Gängige Praxis war es bisher, das Vorhandensein leistungssteigernder Mittel direkt im Körper des Sportlers nachzuweisen. Doch seit der Einführung des Blutpasses im Radsport wird diese Methode durch indirekte Nachweisverfahren ergänzt. Statt nach dem Stoff selbst zu suchen, misst man die physiologischen Parameter, die er verändert. Ausdauerathleten beispielsweise versuchen immer wieder, sich einen Vorteil zu verschaffen, indem sie die Zahl ihrer Blutkörperchen und damit die Konzentration des sauerstofftragenden Hämoglobins künstlich erhöhen. Diese Art Doping kann mit fremdem oder eigenem Blut durchgeführt werden. Derselbe Effekt kann durch Injektion blutbildender Stoffe wie Erythropoetin (Epo) oder Epo-Analoga erzielt werden.
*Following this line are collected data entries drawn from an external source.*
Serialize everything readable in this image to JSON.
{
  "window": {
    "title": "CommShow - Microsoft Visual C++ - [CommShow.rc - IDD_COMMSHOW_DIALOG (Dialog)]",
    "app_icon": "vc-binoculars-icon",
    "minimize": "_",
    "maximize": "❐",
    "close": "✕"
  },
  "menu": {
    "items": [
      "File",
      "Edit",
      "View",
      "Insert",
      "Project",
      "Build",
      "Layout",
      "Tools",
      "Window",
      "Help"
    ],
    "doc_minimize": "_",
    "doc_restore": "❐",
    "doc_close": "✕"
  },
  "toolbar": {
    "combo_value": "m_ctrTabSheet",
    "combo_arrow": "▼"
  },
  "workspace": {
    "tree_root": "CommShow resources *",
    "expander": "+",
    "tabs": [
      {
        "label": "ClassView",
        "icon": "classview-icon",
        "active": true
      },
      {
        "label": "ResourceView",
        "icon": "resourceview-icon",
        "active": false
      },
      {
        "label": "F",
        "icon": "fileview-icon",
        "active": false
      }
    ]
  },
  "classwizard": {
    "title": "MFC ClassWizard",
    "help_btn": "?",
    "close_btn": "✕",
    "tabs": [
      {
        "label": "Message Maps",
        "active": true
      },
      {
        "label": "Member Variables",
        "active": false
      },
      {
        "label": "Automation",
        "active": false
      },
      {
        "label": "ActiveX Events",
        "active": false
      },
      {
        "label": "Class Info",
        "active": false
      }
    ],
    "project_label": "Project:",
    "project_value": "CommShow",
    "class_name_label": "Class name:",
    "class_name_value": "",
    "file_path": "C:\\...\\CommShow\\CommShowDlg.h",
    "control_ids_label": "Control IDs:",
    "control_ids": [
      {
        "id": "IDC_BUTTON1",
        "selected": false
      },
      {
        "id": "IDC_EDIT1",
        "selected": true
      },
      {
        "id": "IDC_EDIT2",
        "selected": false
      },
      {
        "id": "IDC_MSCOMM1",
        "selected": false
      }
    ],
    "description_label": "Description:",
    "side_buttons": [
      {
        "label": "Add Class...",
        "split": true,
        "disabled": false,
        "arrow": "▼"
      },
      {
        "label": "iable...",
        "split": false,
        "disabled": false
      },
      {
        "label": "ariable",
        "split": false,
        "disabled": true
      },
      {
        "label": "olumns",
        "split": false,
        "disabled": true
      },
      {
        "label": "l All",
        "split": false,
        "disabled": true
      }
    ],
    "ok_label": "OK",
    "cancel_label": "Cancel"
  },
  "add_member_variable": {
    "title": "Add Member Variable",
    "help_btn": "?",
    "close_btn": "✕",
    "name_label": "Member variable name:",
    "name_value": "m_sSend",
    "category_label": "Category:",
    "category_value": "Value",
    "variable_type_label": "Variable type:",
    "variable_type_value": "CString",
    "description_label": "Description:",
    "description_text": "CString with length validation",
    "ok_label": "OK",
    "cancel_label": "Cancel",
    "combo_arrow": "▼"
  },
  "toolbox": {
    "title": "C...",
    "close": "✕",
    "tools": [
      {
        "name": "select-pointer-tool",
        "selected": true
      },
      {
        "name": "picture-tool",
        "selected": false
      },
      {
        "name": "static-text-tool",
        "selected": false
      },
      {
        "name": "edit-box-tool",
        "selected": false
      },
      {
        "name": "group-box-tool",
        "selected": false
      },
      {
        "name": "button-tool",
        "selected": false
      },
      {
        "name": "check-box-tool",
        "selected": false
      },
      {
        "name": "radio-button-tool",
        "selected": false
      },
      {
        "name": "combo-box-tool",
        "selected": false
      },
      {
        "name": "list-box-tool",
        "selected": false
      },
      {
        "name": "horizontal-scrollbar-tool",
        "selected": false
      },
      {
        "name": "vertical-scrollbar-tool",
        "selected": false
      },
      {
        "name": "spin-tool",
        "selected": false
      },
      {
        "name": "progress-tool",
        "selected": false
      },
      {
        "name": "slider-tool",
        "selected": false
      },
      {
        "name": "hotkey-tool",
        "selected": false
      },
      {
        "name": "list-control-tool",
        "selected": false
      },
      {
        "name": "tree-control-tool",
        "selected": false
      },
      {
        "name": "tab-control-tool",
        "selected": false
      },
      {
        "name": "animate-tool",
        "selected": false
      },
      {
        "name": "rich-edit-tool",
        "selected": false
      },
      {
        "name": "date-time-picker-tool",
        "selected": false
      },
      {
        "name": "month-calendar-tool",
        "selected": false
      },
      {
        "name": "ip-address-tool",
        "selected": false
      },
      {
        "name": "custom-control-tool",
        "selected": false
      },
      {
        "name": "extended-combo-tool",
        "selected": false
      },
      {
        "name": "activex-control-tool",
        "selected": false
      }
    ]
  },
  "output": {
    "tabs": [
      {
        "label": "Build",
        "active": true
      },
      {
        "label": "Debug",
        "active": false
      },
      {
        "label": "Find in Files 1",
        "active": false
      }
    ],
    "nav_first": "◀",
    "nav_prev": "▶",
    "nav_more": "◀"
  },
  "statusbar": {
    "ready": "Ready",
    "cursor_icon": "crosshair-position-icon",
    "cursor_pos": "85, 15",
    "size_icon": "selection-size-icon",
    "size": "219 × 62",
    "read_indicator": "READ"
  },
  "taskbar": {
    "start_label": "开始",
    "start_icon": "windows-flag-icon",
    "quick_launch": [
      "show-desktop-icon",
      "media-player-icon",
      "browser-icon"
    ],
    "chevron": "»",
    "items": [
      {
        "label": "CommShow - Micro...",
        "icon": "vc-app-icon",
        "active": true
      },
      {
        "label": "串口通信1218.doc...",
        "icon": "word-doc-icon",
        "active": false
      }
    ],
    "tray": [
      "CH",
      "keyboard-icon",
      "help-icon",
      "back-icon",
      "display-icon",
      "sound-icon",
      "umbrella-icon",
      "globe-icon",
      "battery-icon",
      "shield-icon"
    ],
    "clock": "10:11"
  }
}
Nachweisen lässt sich das anhand dreier charakteristischer Größen, die auch bei Claudia Pechstein gemessen wurden: des Hämatokritwertes, der Hämoglobinkonzentration und des Retikulozytenanteils.
Junge rote Blutzellen als Indikator
Der Hämatokritwert entspricht dem relativen Anteil aller Blutzellen am Blutvolumen. Ähnlich wie die Hämoglobinkonzentration ist er abhängig vom Blutplasma: Dessen Volumen ändert sich je nach Flüssigkeitshaushalt, Tageszeit, Körperposition oder Trainingsbelastung. Trinkt der Sportler etwa einen Liter isotonische Kochsalzlösung, sinkt sein Hämatokritwert bereits nach einer Stunde um bis zu vier Prozent, weil sein Plasmavolumen zunimmt.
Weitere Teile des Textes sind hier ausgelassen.